Predictors of the overlap syndrome and its association with comorbidities in patients with chronic obstructive pulmonary disease.Respiration. 2014; 88(6):451-7.R
The occurrence of both chronic obstructive pulmonary disease (COPD) and obstructive sleep apnea (OSA) in an individual patient has been described as 'overlap syndrome', which has been associated with poor prognosis. Little is known about the possible predictors of the overlap syndrome and its association with comorbidities contributing to impaired outcome.
This study aimed to evaluate the prevalence and possible predictors of the overlap syndrome and its association with comorbidities in a cohort of COPD patients.
Individuals with COPD (GOLD stages I-IV, risk groups A-D) were recruited from outpatient clinics. Information on age, gender, body mass index (BMI), smoking status, Epworth sleepiness scale (ESS), COPD assessment test, comorbidities, medications and exacerbations in the past year was collected and a spirometry was performed. Participants underwent a nocturnal polygraphy using the ApneaLink™ device at home.

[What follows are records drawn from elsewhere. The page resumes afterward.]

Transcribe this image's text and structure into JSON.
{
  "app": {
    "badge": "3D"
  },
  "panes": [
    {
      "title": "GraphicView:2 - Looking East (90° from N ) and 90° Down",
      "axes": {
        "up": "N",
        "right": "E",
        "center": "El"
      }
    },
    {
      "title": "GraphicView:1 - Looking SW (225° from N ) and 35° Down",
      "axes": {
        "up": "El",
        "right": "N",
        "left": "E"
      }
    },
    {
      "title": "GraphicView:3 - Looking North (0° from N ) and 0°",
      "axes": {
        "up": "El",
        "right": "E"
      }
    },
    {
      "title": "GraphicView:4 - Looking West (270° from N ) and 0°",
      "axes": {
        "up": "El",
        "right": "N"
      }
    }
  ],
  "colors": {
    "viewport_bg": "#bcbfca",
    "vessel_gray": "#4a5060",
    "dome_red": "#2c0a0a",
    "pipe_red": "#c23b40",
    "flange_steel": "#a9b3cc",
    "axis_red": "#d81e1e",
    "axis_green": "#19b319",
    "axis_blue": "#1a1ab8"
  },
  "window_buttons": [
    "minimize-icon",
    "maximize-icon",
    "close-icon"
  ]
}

An apnea-hypopnea index (AHI) >10 per hour was considered to indicate OSA.
We enrolled 177 COPD patients (112 men) with a mean age of 64 years (range 42-90), of whom 35 (20%) had an ESS score above 10. During nocturnal polygraphy, 33 patients (19%) had evidence of OSA. In multivariate analysis, BMI and pack years were positively associated with AHI, independent of other significant AHI determinants from univariate analysis. Arterial hypertension and diabetes were more common in patients with the overlap syndrome.
Almost 20% of COPD patients also have OSA. BMI and smoking history seem to be predictors of the overlap syndrome, and these patients may be more often affected by hypertension and diabetes.